On 23 May 2014 the Supreme Court of the Chechen Republic delivered its conviction in the case of Suleiman Edigov, charged with criminal offenses under Articles 317 (encroachment on the life of an officer of a law-enforcement body) and 222 (2) (illegal purchase, transfer, sale, storage, transportation or bearing weapons, committed by a group of individuals by prior conspiracy) of Russian Criminal Code. Judge German Aleksandrov found the defendant guilty on all counts and sentenced the young man to fourteen and a half years to be served in a maximum security penal colony. Human rights defenders with the Joint Mobile Group in Chechnya, who represent Mr Edigov’s interests, intend to appeal against the decision, for they believe the man has been forced to give false self-incriminating statements under torture.

(Photo: Suleiman Edigov in Grozny Investigative Isolator. Traces of torture on Suleiman’s hands. Photo courtesy of Novaya Gazeta)

Suleiman Edigov’s situation attracted public attention when, on 1 November 2013, judge of the Supreme Court of the Chechen Republic Vakhid Abubakarov disqualified himself from examining this very case. As explained in the decision, it was done on the grounds that the judge had received a telephone call from «a person identifying himself as the Minister of the Interior for the Chechen Republic, general-lieutenant Alkhanov Ruslan Shakhaevich», who warned the judge against acquittal.

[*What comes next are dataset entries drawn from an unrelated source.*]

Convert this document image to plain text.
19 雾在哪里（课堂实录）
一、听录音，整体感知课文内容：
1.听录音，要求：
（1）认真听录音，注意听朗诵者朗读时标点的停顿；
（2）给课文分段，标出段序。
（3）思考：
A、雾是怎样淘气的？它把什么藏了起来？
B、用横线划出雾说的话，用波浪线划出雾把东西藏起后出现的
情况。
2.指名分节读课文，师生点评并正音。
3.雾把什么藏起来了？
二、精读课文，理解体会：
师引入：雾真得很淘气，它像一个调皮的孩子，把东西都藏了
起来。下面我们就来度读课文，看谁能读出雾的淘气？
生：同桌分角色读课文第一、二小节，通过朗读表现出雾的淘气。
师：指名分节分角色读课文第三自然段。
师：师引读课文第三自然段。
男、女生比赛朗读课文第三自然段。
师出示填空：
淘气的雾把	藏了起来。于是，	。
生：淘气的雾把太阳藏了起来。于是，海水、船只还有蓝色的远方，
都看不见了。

Moreover, the Judge noted in the ruling on self-disqualification: «in the course of the trial the Court examined a complex of consistent evidence corroborating defendant Edigov’s submissions, that police officers subordinate to Mr Alkhanov R. Sh. abducted him on 3 August 2012 and were keeping him under unlawful detention till 12 September 2012. During that period of time they were repeatedly wrapping aluminum wires under voltage around his fingers, thus torturing him with electricity with the purpose to obtain confession statements from him. The ill-treatment inflicted him putrid nonhealing wounds of the right and left ring and little fingers».

«After the interference of a high-level official with my examination of the case, any subsequent judgment I deliver in respect of Mr Edigov, even in my own estimate, even in spite of myself, will seem to be either yielding to the pressure, if it is conviction, or displaying courage, if it is acquittal. In other words, it will look either corrupt or protest», concludes judge of the Supreme Court of the Chechen Republic Vakhid Abubakarov.

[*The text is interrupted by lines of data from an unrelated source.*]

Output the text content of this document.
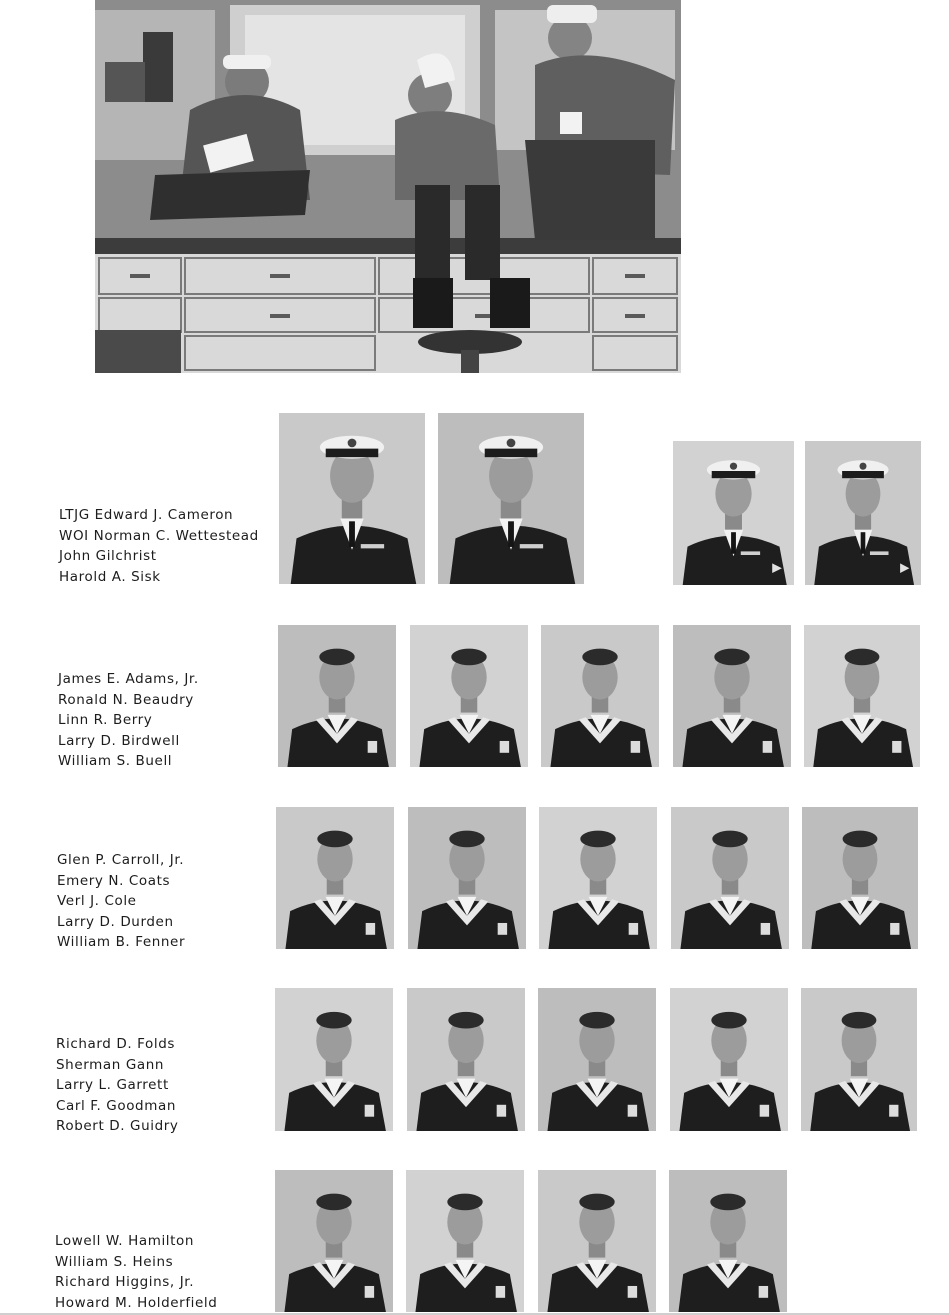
LTJG Edward J. Cameron
WOI Norman C. Wettestead
John Gilchrist
Harold A. Sisk
James E. Adams, Jr.
Ronald N. Beaudry
Linn R. Berry
Larry D. Birdwell
William S. Buell
Glen P. Carroll, Jr.
Emery N. Coats
Verl J. Cole
Larry D. Durden
William B. Fenner
Richard D. Folds
Sherman Gann
Larry L. Garrett
Carl F. Goodman
Robert D. Guidry
Lowell W. Hamilton
William S. Heins
Richard Higgins, Jr.
Howard M. Holderfield
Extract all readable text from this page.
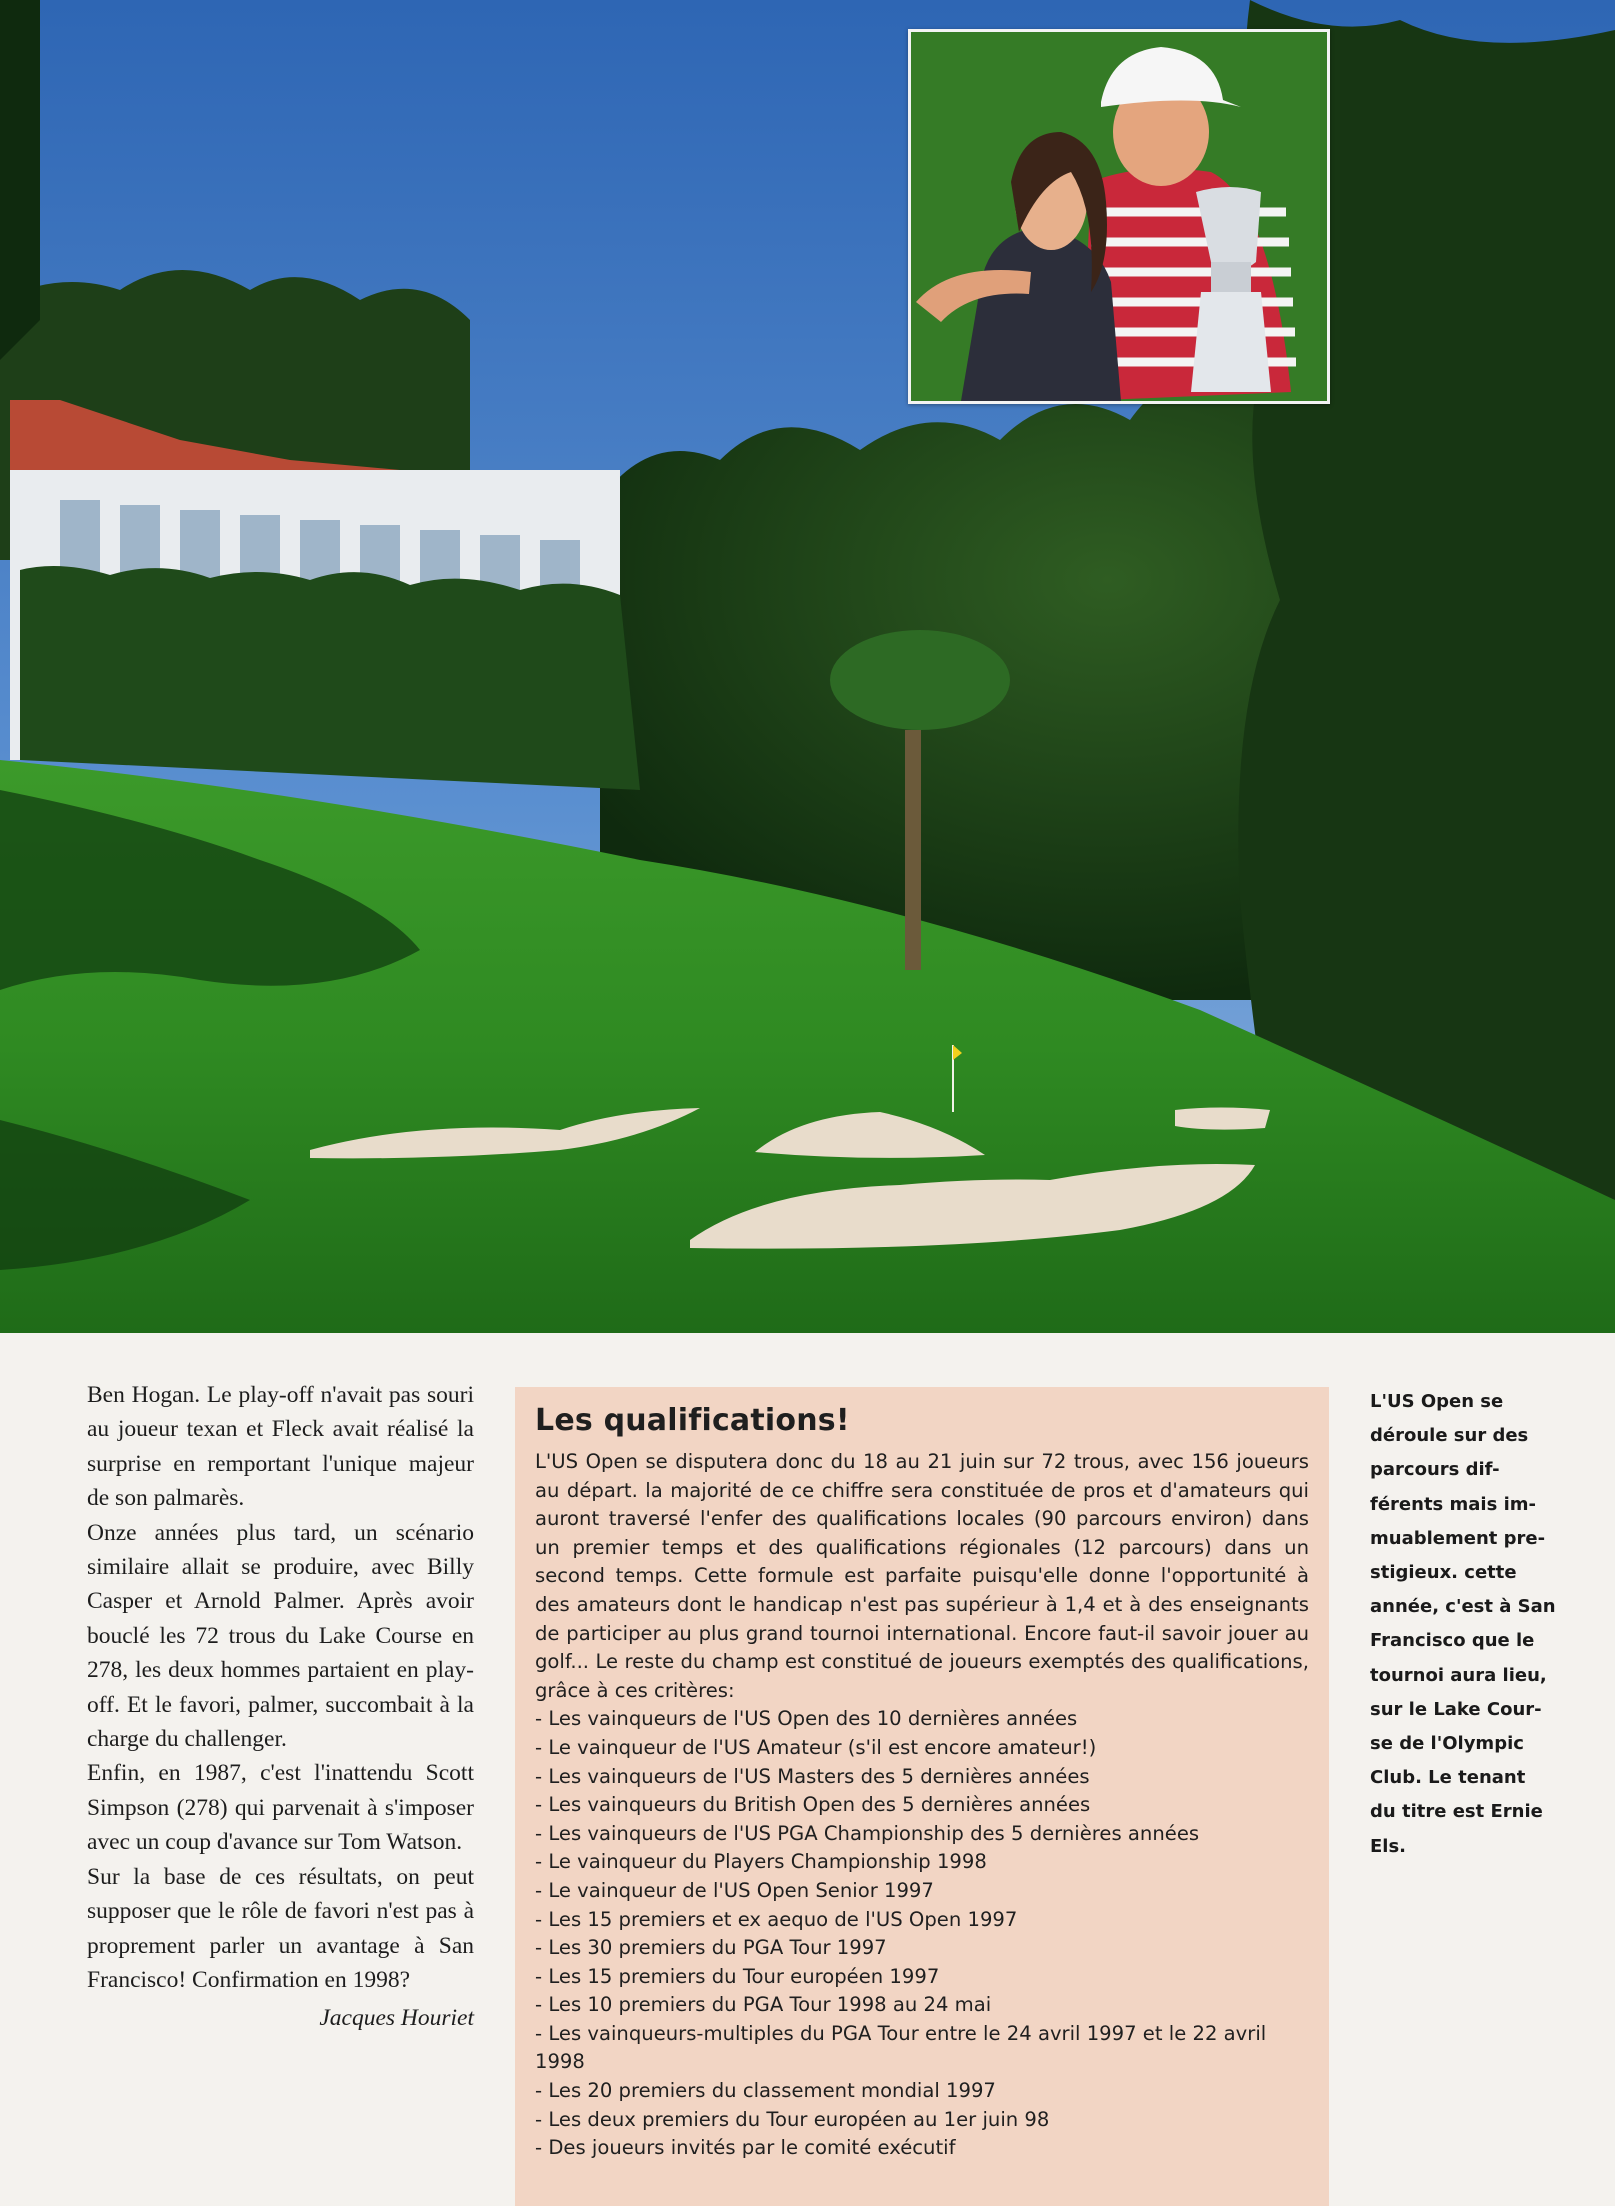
Ben Hogan. Le play-off n'avait pas souri au joueur texan et Fleck avait réalisé la surprise en remportant l'unique majeur de son palmarès.

Onze années plus tard, un scénario similaire allait se produire, avec Billy Casper et Arnold Palmer. Après avoir bouclé les 72 trous du Lake Course en 278, les deux hommes partaient en play-off. Et le favori, palmer, succombait à la charge du challenger.

Enfin, en 1987, c'est l'inattendu Scott Simpson (278) qui parvenait à s'imposer avec un coup d'avance sur Tom Watson.

Sur la base de ces résultats, on peut supposer que le rôle de favori n'est pas à proprement parler un avantage à San Francisco! Confirmation en 1998?

Jacques Houriet

Les qualifications!

L'US Open se disputera donc du 18 au 21 juin sur 72 trous, avec 156 joueurs au départ. la majorité de ce chiffre sera constituée de pros et d'amateurs qui auront traversé l'enfer des qualifications locales (90 parcours environ) dans un premier temps et des qualifications régionales (12 parcours) dans un second temps. Cette formule est parfaite puisqu'elle donne l'opportunité à des amateurs dont le handicap n'est pas supérieur à 1,4 et à des enseignants de participer au plus grand tournoi international. Encore faut-il savoir jouer au golf... Le reste du champ est constitué de joueurs exemptés des qualifications, grâce à ces critères:

- Les vainqueurs de l'US Open des 10 dernières années
- Le vainqueur de l'US Amateur (s'il est encore amateur!)
- Les vainqueurs de l'US Masters des 5 dernières années
- Les vainqueurs du British Open des 5 dernières années
- Les vainqueurs de l'US PGA Championship des 5 dernières années
- Le vainqueur du Players Championship 1998
- Le vainqueur de l'US Open Senior 1997
- Les 15 premiers et ex aequo de l'US Open 1997
- Les 30 premiers du PGA Tour 1997
- Les 15 premiers du Tour européen 1997
- Les 10 premiers du PGA Tour 1998 au 24 mai
- Les vainqueurs-multiples du PGA Tour entre le 24 avril 1997 et le 22 avril 1998
- Les 20 premiers du classement mondial 1997
- Les deux premiers du Tour européen au 1er juin 98
- Des joueurs invités par le comité exécutif

L'US Open se

déroule sur des

parcours dif-

férents mais im-

muablement pre-

stigieux. cette

année, c'est à San

Francisco que le

tournoi aura lieu,

sur le Lake Cour-

se de l'Olympic

Club. Le tenant

du titre est Ernie

Els.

However, Judge German Aleksandrov dismissed Suleiman Edigov’s motion to disqualify all Judges of the Chechen Republic from his case on the grounds that pressure is put upon one of them, judge Vakhid Abubakarov, for the reason that «the asserted grounds for judge Abubakarov’s self-disqualification were not supported by evidence».

Meanwhile, neither all the evidence collected in the trial, nor considerable public attention, nor applying to the Prosecutor General and the Chairman of the Investigative Committee, nor the concern expressed by the Presidential Council for Civil Society and Human Rights could influence the situation. Aleksandr Bastrykin’s agency has carried out five «blind, death and mute» pre-investigation inquiries. On 28 April 2014 investigator Igor Sobol issued one more refusal to initiate criminal investigation into Mr Edigov’s torture complaint, and this decision has already been appealed against.

Today the Chechen Supreme Court Judge German Aleksandrov found Suleiman Edigov guilty.

Lawyer working with the Joint Mobile Group, Anton Ryzhov: «Of course I feel immensely upset about the conviction and the sentence. In my legal practice, I have hardly ever come across a situation when so much evidence of torture is collected in court. More over, collected by Vakhid Abubakarov, Supreme Court of the Chechen Republic justice. In this context, the totally formalistic inquiries and contradictory conclusions of the Investigative Committee are unexplainable. I argue that, apart from the torture itself, the State has violated Suleiman’s right to a fair trial. According to the case-law of the ECHR, all testimonies «beaten out» of an individual are absolutely inadmissible as evidence in a criminal trial, and accepting such evidence makes the whole trial unfair, regardless of to what extent the judge refers to them in the decision. We intend to appeal before the Supreme Court of Russia. Let’s hope its decision will be just».